While disappointed in defeat, Halep told reporters after the match that she was proud of the effort she showed in a physical match that lasted over two hours, despite not being at 100 percent physically for much of it.
"At 5-3 in the second set, when I turned to hit inside out forehand, then I felt [the ankle] again. That's why I called to tape it, because I was scared not to do something worse," Halep said.
"I never like to give up during the match. I don't want to stop the matches. So I just wanted to try to win the second set. I couldn't.
"Physically I couldn't run, so that's why I didn't do anything in the third set."
Despite her injury concerns during the match, Halep was nonetheless complimentary of Svitolina's efforts and improvements since the pair's previous encounter nearly four years earlier.
"I don't remember exactly how she played in Sofia. I don't even remember how I played there," Halep said.
"She's a great player. She's very strong. We can see that she has won many tournaments this year... I think she has confidence. She feels the game, and she goes there without, like, nothing to lose. That's why she's playing great."
WHAT IT MEANT: Halep's words foreshadowed more to come for Svitolina, and victory in Rome was part of a historic 2017 for the Ukrainian. Coupled with titles in Dubai in February and Toronto in the summer, Svitolina became the first player to win three Premier 5-level titles since the event level was introduced in 2009.

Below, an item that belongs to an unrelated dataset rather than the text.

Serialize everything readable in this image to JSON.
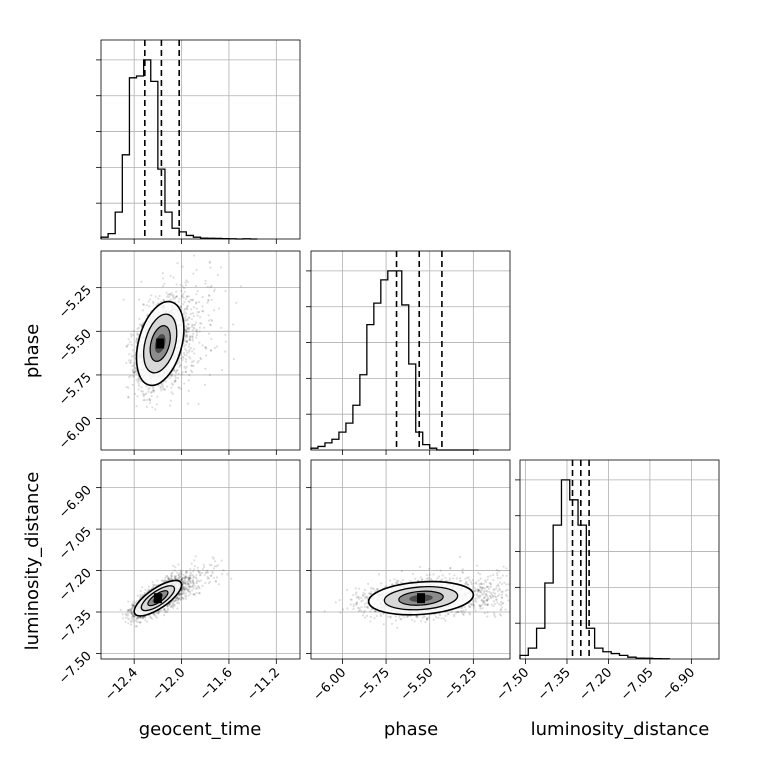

Just two weeks later, however, Halep exacted a measure of revenge as she defeated Svitolina en route to a runner-up finish at Roland Garros. The Romanian rallied from a staggering 6-3, 5-1 deficit, and saved a match point in the ensuing second-set tiebreak, to pull off a thrilling 3-6, 7-6(6), 6-0 victory in the quarterfinals.
As both players have cemented their status in the upper echelons of the WTA rankings in recent years, their meetings on clay in 2017 were harbingers of a competitive head-to-head that has since unfolded between the two, both at the tournament and overall.
Twelve months later, the pair met again in the final in the Italian capital, and the same winner was crowned. After pulling off her comeback in 2017, Svitolina dominated Halep in 2018, surrendering just four games to repeat as champion.